Claudia saludó a sus amigas agitando los brazos y, echando una carrera, cruzó sobre el césped y se zambulló de cabeza en las frías aguas de la piscina.

1 comentario:

Lai dijo...

14. Muy de la época, cuando llegabas a un sitio por muy legal que fuese, siempre salía a tu encuentro un tipo cachas y tal parándote los pies…
Lo siguiente lo hemos podido leer ciento de veces en tiras de comic americano.
¿Qué me dices de?:
- De no ser por ti ahora tendrías el cuerpo lleno de plomo (NP : americanada)
- se movía como pez en el agua en el mundo del contrabando, el blanqueo de dinero y la prostitución. Dotado de inteligencia y discreción, poseía empresas de todo tipo, desde una cadena de supermercados hasta una franquicia de cosméticos. El hijo del empleado en la Renfe tenía ahora dinero y poder. (NP : americanada)
- Entonces, Claudia cerró la puerta del despacho y corrió el pestillo. La joven iba enfundada en un albornoz de raso que rápidamente desabrochó y dejó caer a sus pies.( NP :VENGA HOMBRE! No cuela)
- Entonces, Claudia cerró la puerta del despacho y corrió el pestillo.
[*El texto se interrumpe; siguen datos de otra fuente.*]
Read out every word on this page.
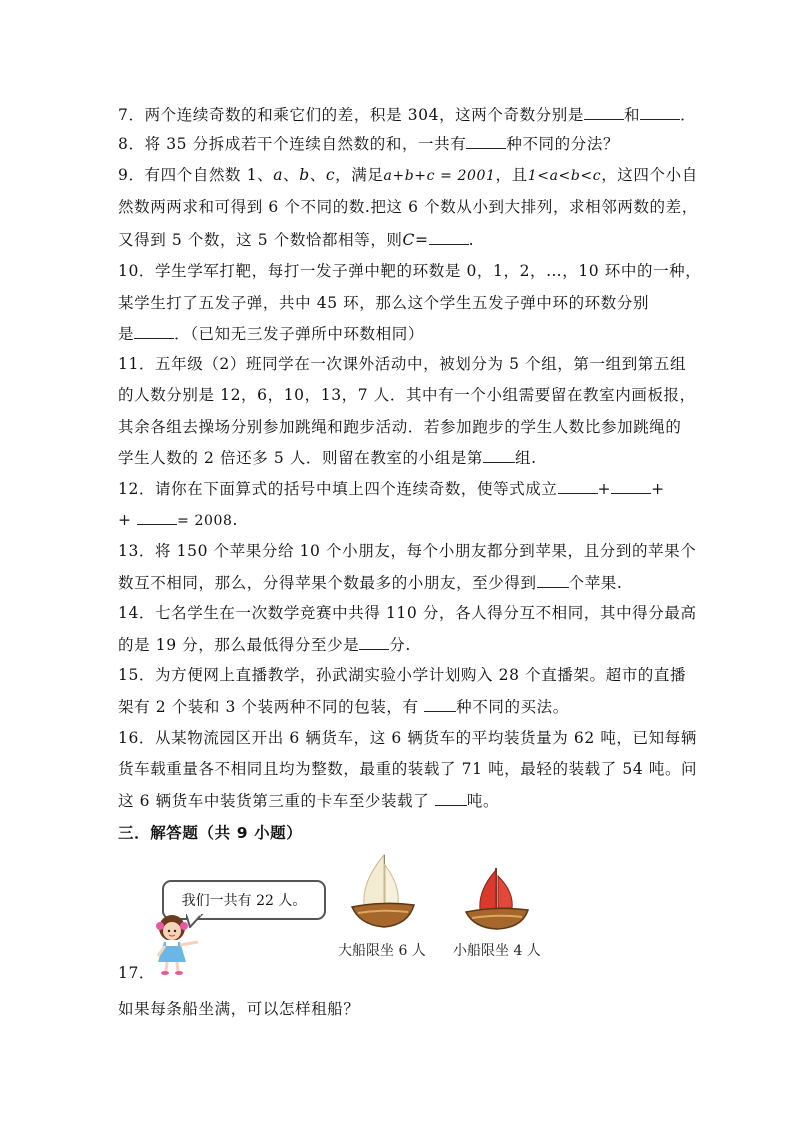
7．两个连续奇数的和乘它们的差，积是 304，这两个奇数分别是	和	．
8．将 35 分拆成若干个连续自然数的和，一共有	种不同的分法？
9．有四个自然数 1、a、b、c，满足a+b+c = 2001，且1<a<b<c，这四个小自
然数两两求和可得到 6 个不同的数.把这 6 个数从小到大排列，求相邻两数的差，
又得到 5 个数，这 5 个数恰都相等，则C=	.
10．学生学军打靶，每打一发子弹中靶的环数是 0，1，2，…，10 环中的一种，
某学生打了五发子弹，共中 45 环，那么这个学生五发子弹中环的环数分别
是	．（已知无三发子弹所中环数相同）
11．五年级（2）班同学在一次课外活动中，被划分为 5 个组，第一组到第五组
的人数分别是 12，6，10，13，7 人．其中有一个小组需要留在教室内画板报，
其余各组去操场分别参加跳绳和跑步活动．若参加跑步的学生人数比参加跳绳的
学生人数的 2 倍还多 5 人．则留在教室的小组是第 组.
12．请你在下面算式的括号中填上四个连续奇数，使等式成立	+	+
+	= 2008.
13．将 150 个苹果分给 10 个小朋友，每个小朋友都分到苹果，且分到的苹果个
数互不相同，那么，分得苹果个数最多的小朋友，至少得到 个苹果.
14．七名学生在一次数学竞赛中共得 110 分，各人得分互不相同，其中得分最高
的是 19 分，那么最低得分至少是 分.
15．为方便网上直播教学，孙武湖实验小学计划购入 28 个直播架。超市的直播
架有 2 个装和 3 个装两种不同的包装，有 种不同的买法。
16．从某物流园区开出 6 辆货车，这 6 辆货车的平均装货量为 62 吨，已知每辆
货车载重量各不相同且均为整数，最重的装载了 71 吨，最轻的装载了 54 吨。问
这 6 辆货车中装货第三重的卡车至少装载了 吨。
三．解答题（共 9 小题）
我们一共有 22 人。
大船限坐 6 人 小船限坐 4 人
17．
如果每条船坐满，可以怎样租船？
La joven iba enfundada en un albornoz de raso que rápidamente desabrochó y dejó caer a sus pies.( NP :¡Anda ya!)
- La joven se le acercó despacio, silenciosa y felina, y se sentó en la mesa del escritorio, frente a Alejandro, con las piernas separadas y apoyando los pies en los reposabrazos del sillón giratorio. Él se inclinó hacia delante y apretó su boca contra el sexo aterciopelado de Claudia. (NP :Mire Vd. Esto me ha …)
- jóvenes mujeres semidesnudas dotadas de cuerpos esculturales. Éstas disfrutaban excitando la líbido de los sufridos guardaespaldas y vigilantes que se hallaban apostados por todo el perímetro de la mansión. De tanto en tanto desaparecía alguno entre los árboles para masturbarse rápidamente y regresar a su puesto antes de que el jefe pudiese notar su ausencia. (NP :¡la virgen que lugar mas molón de curre!¡Anda ya! ¡ni los malos son asin!)
Si tronquete, ahí le has dado, los tíos después de “eso” dormimos y las tías se lavan.